"Yes. When my father died my mother couldn't bear to live there, and we let the place. After her death I could have gone back, but somehow I didn't want to. It was only when I met Vivian——"

He broke off suddenly, and springing to his feet, began to pace up and down.

"By Jove, Barry, what fools we men make of ourselves over women! Just because Vivian was kind, smiled on me, seemed really interested in my affairs, I told her everything—all sorts of things I haven't even told you, old chap! We used to go for strolls together in the summer evenings—once or twice we motored down to Richmond and went for a walk in the park ... we used to talk about all sorts of things ... women are the very deuce for leading men on to talk. They pretend to be so interested, ask such gentle little questions, are so sympathetic, so kind ... and when it comes to sport, a girl like Vivian can talk as well as any man."

He sighed impatiently.

"We didn't talk sentiment—those days. We were chums—the best of chums ... discussed flying, motoring—she used to drive a little car of her own. Sometimes we played golf—and, by Jove, she could pretty nearly beat me! She was interested in all the things I liked, was a rattling good shot with a rifle, and hadn't a nerve in her. Clever, too; could talk on all sorts of subjects, and had read books I'd never even heard of! She spoke three or four languages ... but—but it wasn't that."
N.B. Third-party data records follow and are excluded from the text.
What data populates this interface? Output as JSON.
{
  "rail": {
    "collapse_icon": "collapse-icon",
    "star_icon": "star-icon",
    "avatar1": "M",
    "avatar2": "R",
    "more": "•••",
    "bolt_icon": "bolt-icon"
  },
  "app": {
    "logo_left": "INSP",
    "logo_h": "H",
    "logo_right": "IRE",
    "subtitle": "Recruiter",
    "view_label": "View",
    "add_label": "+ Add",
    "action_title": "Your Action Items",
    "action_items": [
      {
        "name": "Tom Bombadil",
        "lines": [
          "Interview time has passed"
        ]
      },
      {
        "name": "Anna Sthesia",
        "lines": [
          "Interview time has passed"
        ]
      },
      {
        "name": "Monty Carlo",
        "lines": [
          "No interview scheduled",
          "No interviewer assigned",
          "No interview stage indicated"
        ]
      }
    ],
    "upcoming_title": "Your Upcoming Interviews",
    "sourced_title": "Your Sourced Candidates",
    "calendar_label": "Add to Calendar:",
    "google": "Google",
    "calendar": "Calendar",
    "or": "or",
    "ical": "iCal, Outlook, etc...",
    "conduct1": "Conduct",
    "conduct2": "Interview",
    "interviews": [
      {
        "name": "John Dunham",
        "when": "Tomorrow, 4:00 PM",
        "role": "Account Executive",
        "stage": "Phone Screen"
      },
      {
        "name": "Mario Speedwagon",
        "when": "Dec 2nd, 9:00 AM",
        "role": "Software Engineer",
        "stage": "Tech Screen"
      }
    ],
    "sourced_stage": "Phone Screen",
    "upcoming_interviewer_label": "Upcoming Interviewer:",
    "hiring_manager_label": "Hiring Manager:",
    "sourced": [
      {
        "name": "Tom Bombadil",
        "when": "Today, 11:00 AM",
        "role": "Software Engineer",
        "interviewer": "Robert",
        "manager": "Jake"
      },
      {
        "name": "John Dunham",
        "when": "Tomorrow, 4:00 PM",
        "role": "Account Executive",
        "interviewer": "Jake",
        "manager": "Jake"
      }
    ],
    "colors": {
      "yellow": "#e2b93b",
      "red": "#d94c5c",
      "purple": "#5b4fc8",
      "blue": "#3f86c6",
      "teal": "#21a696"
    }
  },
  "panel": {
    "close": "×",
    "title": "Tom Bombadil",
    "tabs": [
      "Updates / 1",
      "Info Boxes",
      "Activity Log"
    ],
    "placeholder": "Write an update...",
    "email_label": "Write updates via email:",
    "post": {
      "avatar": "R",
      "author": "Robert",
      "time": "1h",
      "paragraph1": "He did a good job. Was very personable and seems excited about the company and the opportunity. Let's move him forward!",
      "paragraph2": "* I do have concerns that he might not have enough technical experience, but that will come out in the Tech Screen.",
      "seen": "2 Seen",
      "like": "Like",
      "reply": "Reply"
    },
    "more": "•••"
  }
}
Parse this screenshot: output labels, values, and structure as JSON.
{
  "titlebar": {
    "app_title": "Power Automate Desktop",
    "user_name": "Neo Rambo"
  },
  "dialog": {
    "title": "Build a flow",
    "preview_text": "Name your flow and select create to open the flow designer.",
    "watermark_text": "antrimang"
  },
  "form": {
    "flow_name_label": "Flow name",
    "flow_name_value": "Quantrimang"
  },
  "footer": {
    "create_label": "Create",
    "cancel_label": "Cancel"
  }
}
He broke off in his rambling talk to light a cigarette, and then continued, in the same musing tone.

"It was something else. She was so handsome, so—so fine, somehow. I used to think, when we were engaged, that she was like Brunhilde, or some of the other Wagnerian heroines. Sometimes I couldn't help thinking"—he coloured—"what splendid children a woman like that would have. She ... she satisfied one, somehow. You knew she was sound in every way—the sort of woman one would always be proud of—and when I thought of her as the mistress of Greenriver, I——"

He threw away his cigarette impatiently.

"What a fool I am! What a damned fool you must think me, raving about a woman who played me the shabbiest trick a woman could play! God! When I think of it—think how I was deceived, I—I hate the woman! I hate myself for being such a fool, but I hate her more! Well, she's married now—good luck to her!—and there's only one thing for me to do; I must get married too!"

"But why?" Barry's blue eyes were very kindly as they looked at his friend. "Why not go on as you are for a bit longer?"